We can spawn the func_simpleladder/func_ladder brush model in as a generic brush entity and it'll work as a ladder. Return of the Yay. But... of course there's issues. Namely, players in GMod are 32 units thick. Most of the ladders in L4D are 28 units thick. This isn't a problem by itself, but Valve tends to put clip brush wedges around the grid-aligned ladders in L4D, presumably to help players not get caught on the edges, but it has an unfortunate side effect in GMod of actually blocking the player from getting on the ladder...
...At regular size. Shrinking the player down is an option, and I tried it, but not only is the process of doing it jank-city (that I've thankfully mostly ironed out on my shrink ray prototype), it also makes it really finicky to stay on those ladders. Like, if you were slimmed down to 26 units (already a significant reduction in area, and very noticeable in other spots in the game) you'd only have about one unit of leeway on either side while going up, because if you touched the edges here those clip brushes would pull you off.

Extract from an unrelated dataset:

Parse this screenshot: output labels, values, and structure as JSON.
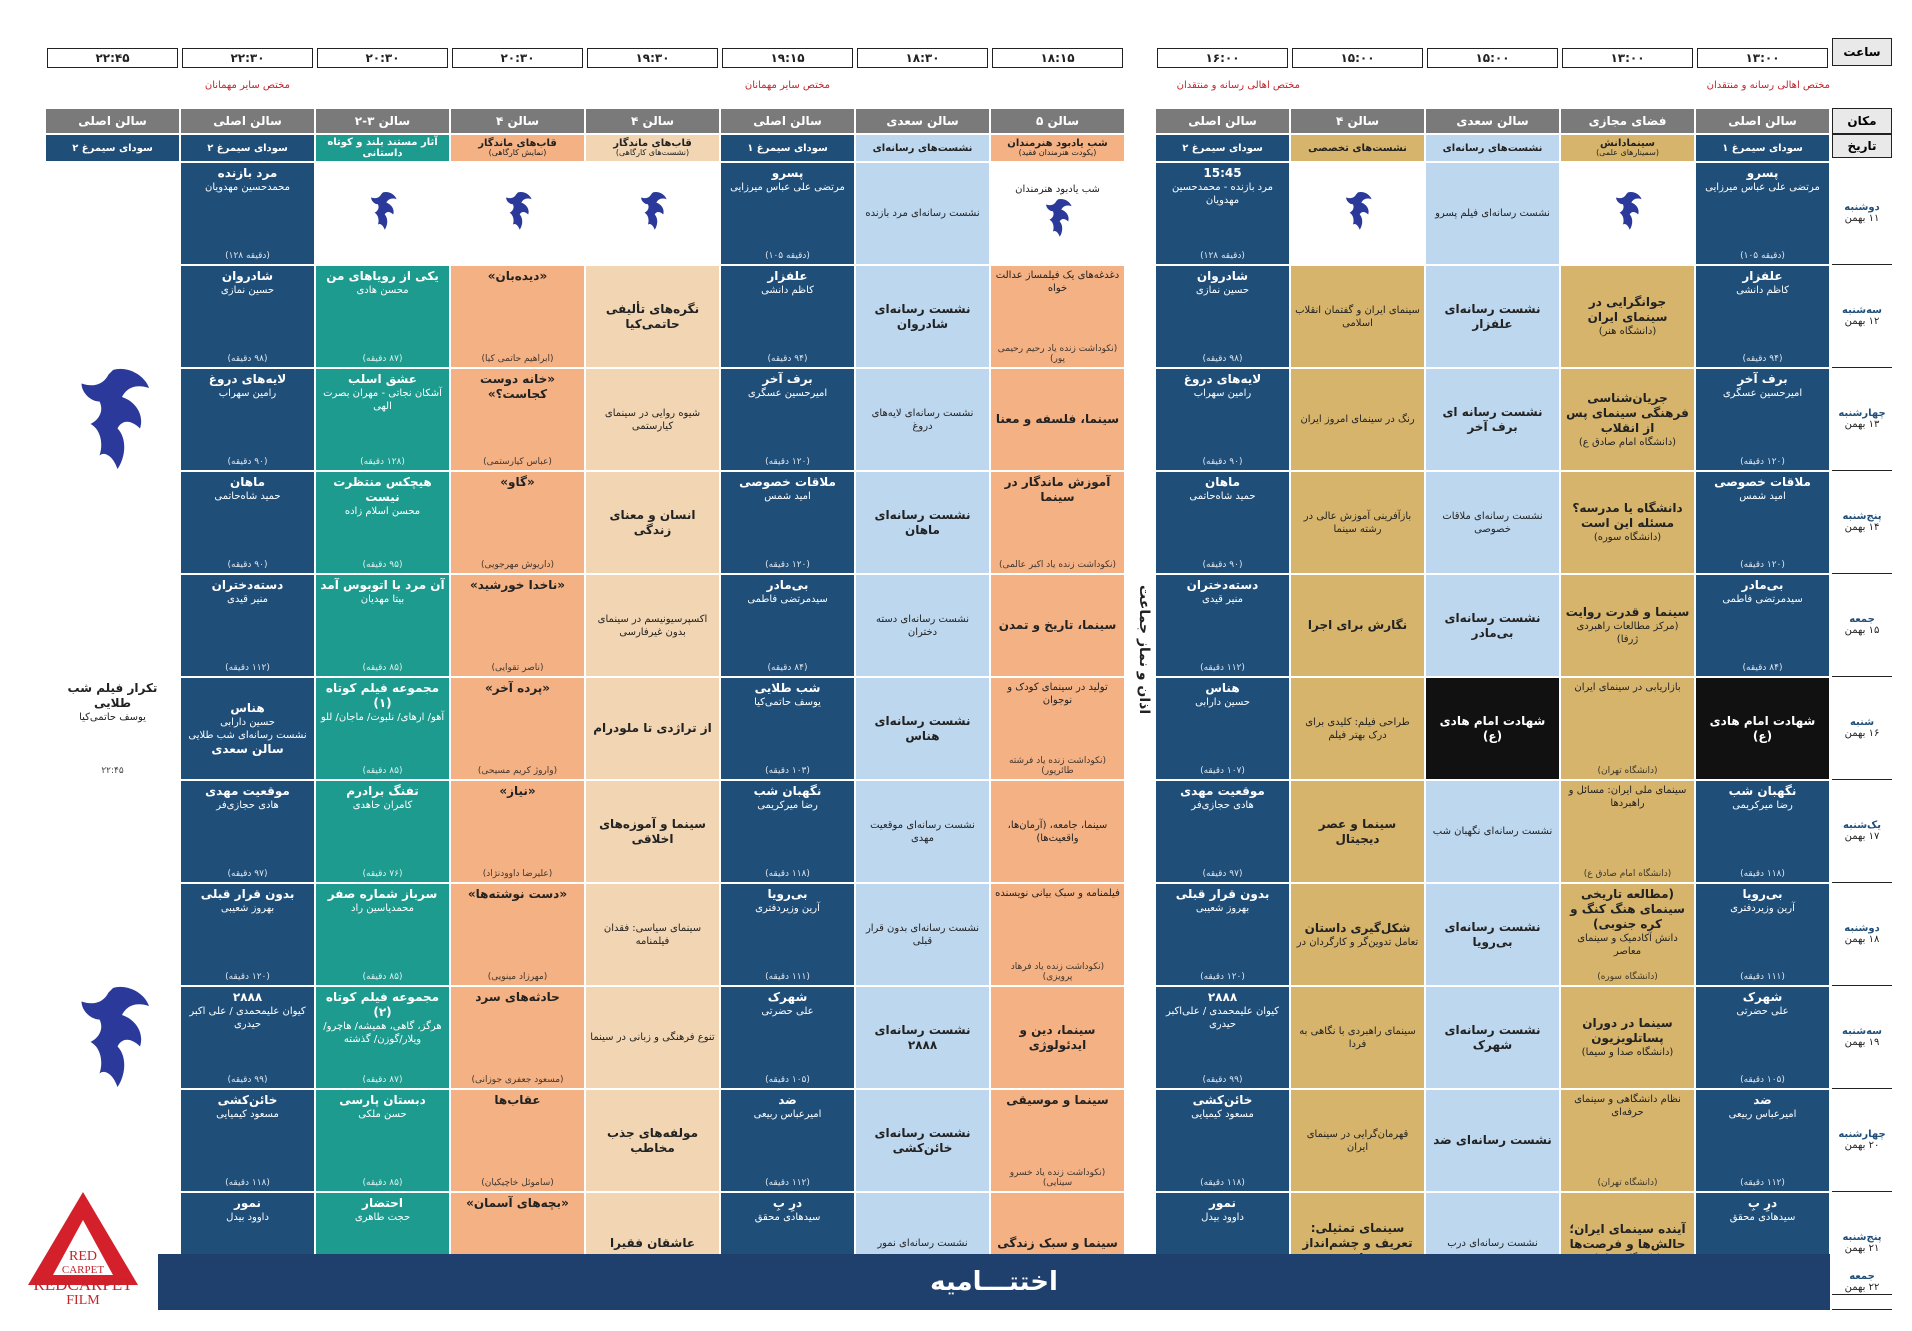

We could make the ladders 1 unit wider/deeper... except we can't edit the brush models in any real way. It actually took me several days of trying things and testing to eventually realize this (alongside the clip brush issue mentioned previously), up until that point I thought I was maybe doing something with the stuff I was trying and that there was something inconsistent between the ladders that could be corrected. (Such as their content, their surface material, the vmt they were covered in, the previously mentioned normal, etc., etc.) I was wrong.
But, there's that normal direction we get from the map info. I actually previously used that to try to spawn HL2-styled ladders before I realized the brushes still worked as ladders. I got decently far into that, got most straight up and down ladders supported.


There was a lot of code to that, though, and it was still far from perfect, even ignoring that slanted ladders didn't get supported. So unfortunately, that was scrapped. But, having known that that normal was there, and (generally) working, I wound up using that as a direction to bump the grid-aligned ladders by one unit. This would put them past any clip wedges on the sides of them. And that was enough to get (most) L4D ladders working. As long as they either had a working normal or weren't clipped off, they should be fully usable.
Oh yeah, another important caveat. So, L4D uses player clip as survivor clip. Infected players can freely move through it. A ton of ladders in L4D are also only intended for the infected to use. There's not a real way to make ladders team-specific in GMod, and in the spirit of keeping things as movement friendly as possible, I left them all in. But, a lot of them lead to infected-only areas, that in GMod are just gonna be invisible walls.
So, sorry for all the ladders to nowhere. One actual upside of the original HL2-style system I had done was it would try to test for this and just kill the ladder if it seemed like it went nowhere like that, but, oh well. Even the current iteration feels like a lot of code for what's gonna be a very small percentage of maps people will be going on, especially considering that L4D2 format maps aren't even fully functional yet.
So yeah, tl;dr is ladders in Source are, indeed, spaghetti. And I don't wanna have to think about them again.